By the mid-19th century, the church was already considered quite ancient, and in need of significant repair. Dr. Thomas King Carroll, Jr., a local physician, took on the task of raising the needed funds. Soon after, the church was remodeled to conform to the neo-Gothic style popular in that day. The windows were made smaller and given pointed arches, while those behind the altar and over the west entrance were completely bricked over. The original box pews and three-tiered pulpit, long since succumbed to dry-rot, were removed and replaced with bench pews, and a new pulpit and lectern were constructed and placed across from each other in “split-chancel” style in front of the altar. In 1853, “The Old Church,” as it was called, was consecrated as “Trinity Church,” and locally called “Old Trinity” ever since.

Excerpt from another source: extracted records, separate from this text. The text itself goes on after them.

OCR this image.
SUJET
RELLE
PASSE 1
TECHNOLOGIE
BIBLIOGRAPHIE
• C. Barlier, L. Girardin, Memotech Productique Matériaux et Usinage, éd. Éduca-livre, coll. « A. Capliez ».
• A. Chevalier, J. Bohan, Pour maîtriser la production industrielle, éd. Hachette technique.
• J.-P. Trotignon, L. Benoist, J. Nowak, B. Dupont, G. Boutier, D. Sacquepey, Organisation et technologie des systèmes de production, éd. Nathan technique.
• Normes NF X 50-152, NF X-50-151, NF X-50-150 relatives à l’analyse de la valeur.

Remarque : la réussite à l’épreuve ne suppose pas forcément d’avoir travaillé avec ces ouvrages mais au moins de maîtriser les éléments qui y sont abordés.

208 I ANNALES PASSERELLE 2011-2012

By the early 20th century the church was in danger of falling into ruin again. This time the north brick wall (facing the shoreline) was beginning to buckle from the weight of the roof and the sinking ground beneath. Eventually funds were secured to remedy the situation. To shore up the wall a series of brick buttresses was erected against it to prevent further buckling. These buttresses were later removed during the Chrysler-Garbisch restoration.

Behind the apse is buried Bishop William McClelland, who as Rector in 1928, established the “Old Trinity Church Association” (a.k.a. The Friends of Old Trinity Church), and the first of several endowments to provide for the care and maintenance of the Church and grounds.

The Chrysler-Garbisch Restoration (1953-1960)

Through the good offices of U.S. Senator George Radcliffe, Col. Edgar W. Garbish and his wife Bernice Chrysler Garbish became interested in Old Trinity. From 1953 to 1960 they restored the building to a 17th Century ideal as a memorial to Mrs. Garbish’s parents, Walter Percy Chrysler and Della Viola Chrysler.

The wooden flooring and other 19th Century furniture were removed. The original floor tiles were discovered under the floor and reset. Because the walls were in very bad repair a steel frame was put in place, but the original bricks were replaced with traditional burnt oyster shell mortar. The closed-off windows were discovered and all were replaced with double casements and handmade green-hued leaded glass panes in a diamond shape that were contemporary with the 17th Century.

Fifteen 17th Century style boxed pews and the High pulpit on the north side of the church were built from 17th and 18th century heart of pine wood discovered in old barns in Maryland and Pennsylvania. The hinges and all the iron work is hand made. Once again, a three-tiered pulpit overlooks the main area of the church, while a leather-bound “Authorized Version” or King James Bible (1611) lies open on its reader’s desk.

Today the main body of the church is 38 feet long and 20 feet wide. The church has excellent acoustics which enhance congregational singing. The half-circle apse encompassing the chancel has a radius of six feet and is of particularly fine craftsmanship. Here the original black walnut altar-table, purported to be a gift from “Queen Anne’s Bounty Fund,” stands once again. The royal arms of Queen Anne (r. 1702-1714) look down from the loft where a small English-built Walker pipe organ (added in 1990) now resides. A “Table of Kindred and Affinity” is posted near the main door, in compliance with a 1696 Maryland statute that has never been revoked. Among the remaining original features are a Jacobean-era chancel chair, a number of wall sconces, a lantern, and the original floor tiles. An 18th century English brass chandelier (gifted by the Garbisches) now hangs from the ceiling.